Willie’s next call was to Dick Kowalski at Oakland Hills, telling him he would not be coming back to work. To Willie’s surprise, Simon Legree took the news well, even wished him luck in New York and D.C. After that call, Willie started packing up the apartment.
That Saturday broke crisp and sunny, football weather, and the big barn at Michigan and Trumbull was packed for the city’s first World Series game in twenty-three years. When Willie showed up an hour befor
e the first pitch, Louis and Clyde were sitting in the sunshine in the upper deck, passing a silver flask back and forth over the empty seat between them. They both stood up when he came down the row. “Have a taste a this anti-freeze,” Clyde said, handing Willie the flask. He took a nip. It was expensive scotch, nice and smooth.
“Got Earl Wilson warmin up,” Louis said. “Just like Openin Day!”
Wilson didn’t fare any better than he had on Opening Day, failing to make it through the fifth inning. The Cardinals proved to be rude guests, stealing bases at will, blasting home runs and winning with ease, 7-3. The loss did nothing to dampen Louis and Clyde’s merriment.
“We done witnessed history,” Clyde said, watching the disappointed fans shuffle down the aisles.
“What we done witnessed is a historical ass-whippin,” Louis said. The three friends whooped and slapped hands and went off to meet Octavia at the Seven Seas.
She was in a funk about the Tigers’ loss but she lit up when Willie told her about the call from Dreyfus Trotter, the possible book deal. She smothered him with a hug and a kiss. When their lip-lock finally ended, she whispered in his ear, “Oh Willie, I’m so proud of—I’m so happy for you. . . .”
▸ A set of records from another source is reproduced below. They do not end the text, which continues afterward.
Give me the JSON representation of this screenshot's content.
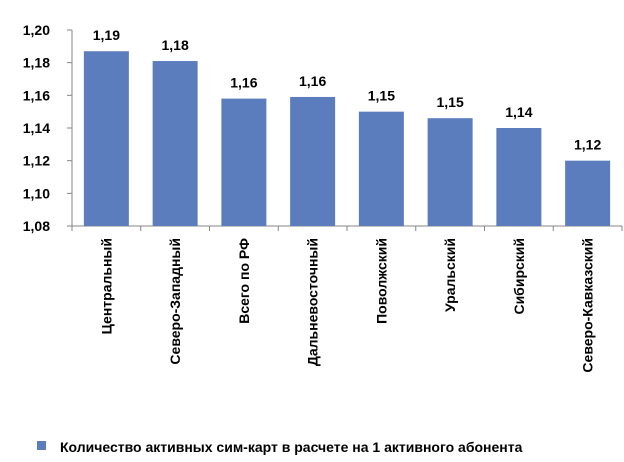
{
  "chart_data": {
    "type": "bar",
    "categories": [
      "Центральный",
      "Северо-Западный",
      "Всего по РФ",
      "Дальневосточный",
      "Поволжский",
      "Уральский",
      "Сибирский",
      "Северо-Кавказский"
    ],
    "series": [
      {
        "name": "Количество активных сим-карт в расчете на 1 активного абонента",
        "values": [
          1.187,
          1.181,
          1.158,
          1.159,
          1.15,
          1.146,
          1.14,
          1.12
        ],
        "data_labels": [
          "1,19",
          "1,18",
          "1,16",
          "1,16",
          "1,15",
          "1,15",
          "1,14",
          "1,12"
        ]
      }
    ],
    "ylim": [
      1.08,
      1.2
    ],
    "yticks": [
      "1,08",
      "1,10",
      "1,12",
      "1,14",
      "1,16",
      "1,18",
      "1,20"
    ],
    "ytick_values": [
      1.08,
      1.1,
      1.12,
      1.14,
      1.16,
      1.18,
      1.2
    ],
    "grid": false,
    "legend_position": "bottom",
    "colors": {
      "bar": "#5B7DBE",
      "axis": "#868686"
    }
  }
}
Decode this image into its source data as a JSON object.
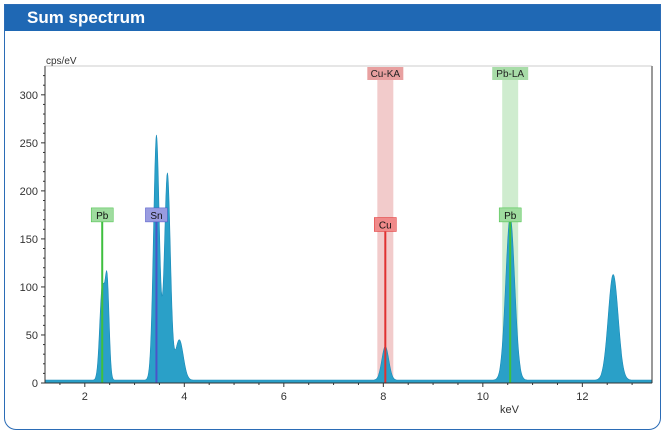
{
  "header": {
    "title": "Sum spectrum"
  },
  "chart_data": {
    "type": "area",
    "title": "Sum spectrum",
    "ylabel": "cps/eV",
    "xlabel": "keV",
    "xlim": [
      1.2,
      13.4
    ],
    "ylim": [
      0,
      330
    ],
    "xticks": [
      2,
      4,
      6,
      8,
      10,
      12
    ],
    "yticks": [
      0,
      50,
      100,
      150,
      200,
      250,
      300
    ],
    "grid": false,
    "peaks": [
      {
        "center": 2.35,
        "height": 95,
        "width": 0.05
      },
      {
        "center": 2.45,
        "height": 98,
        "width": 0.04
      },
      {
        "center": 3.44,
        "height": 255,
        "width": 0.06
      },
      {
        "center": 3.66,
        "height": 215,
        "width": 0.06
      },
      {
        "center": 3.9,
        "height": 42,
        "width": 0.08
      },
      {
        "center": 8.04,
        "height": 35,
        "width": 0.07
      },
      {
        "center": 10.55,
        "height": 170,
        "width": 0.09
      },
      {
        "center": 12.62,
        "height": 110,
        "width": 0.1
      }
    ],
    "element_lines": [
      {
        "label": "Pb",
        "x": 2.35,
        "height": 175,
        "color": "#3fbf3f",
        "label_bg": "#9fdc9f"
      },
      {
        "label": "Sn",
        "x": 3.44,
        "height": 175,
        "color": "#4a55c8",
        "label_bg": "#9a9ce0"
      },
      {
        "label": "Cu",
        "x": 8.04,
        "height": 165,
        "color": "#e03030",
        "label_bg": "#f08a8a"
      },
      {
        "label": "Pb",
        "x": 10.55,
        "height": 175,
        "color": "#3fbf3f",
        "label_bg": "#9fdc9f"
      }
    ],
    "bands": [
      {
        "label": "Cu-KA",
        "x": 8.04,
        "color": "#e8a0a0"
      },
      {
        "label": "Pb-LA",
        "x": 10.55,
        "color": "#a8dca8"
      }
    ],
    "colors": {
      "spectrum": "#2aa0c8",
      "axis": "#333333"
    }
  }
}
They watched the next game together on the portable TV at the foot of her bed. They were so busy with each other that they missed most of the game. They didn’t miss much. It rained frogs on and off all day, big plump juicy frogs, and Jose Feliciano, the blind folk singer, stood by home plate with his seeing-eye dog Trudy and gave a disjointed rendering of the National Anthem that infuriated the national television audience and embarrassed the citizens of Detroit. To make matters worse, after several rain delays Bob Gibson and the Cardinals splashed out a 10-1 victory and a three-to-one lead in games in the best-of-seven Series. Everyone said it was over. They said the same thing about Jose Feliciano’s singing career.
At the packed and raucous Chit Chat the next day, Erkie again sat between Willie and Octavia. Overnight she had become a rabid and highly superstitious fan. She wore a new Tigers cap, and she pulled the brim down low so she could concentrate on the TV screen. She was in a tunnel. She didn’t say a word or seem aware of the pandemonium around her. But Erkie was his usual self, spraying colorful abuse at the Tigers, chasing shots with beers, smoking like the stacks at the Rouge. This time it worked. Mickey Lolich came through again, and the Tigers stayed alive with a gritty 5-3 victory. Octavia was convinced her new Tigers’ cap was the reason the team’s luck had so mysteriously changed, and she vowed to wear the cap and sit on the same barstool for the rest of the Series.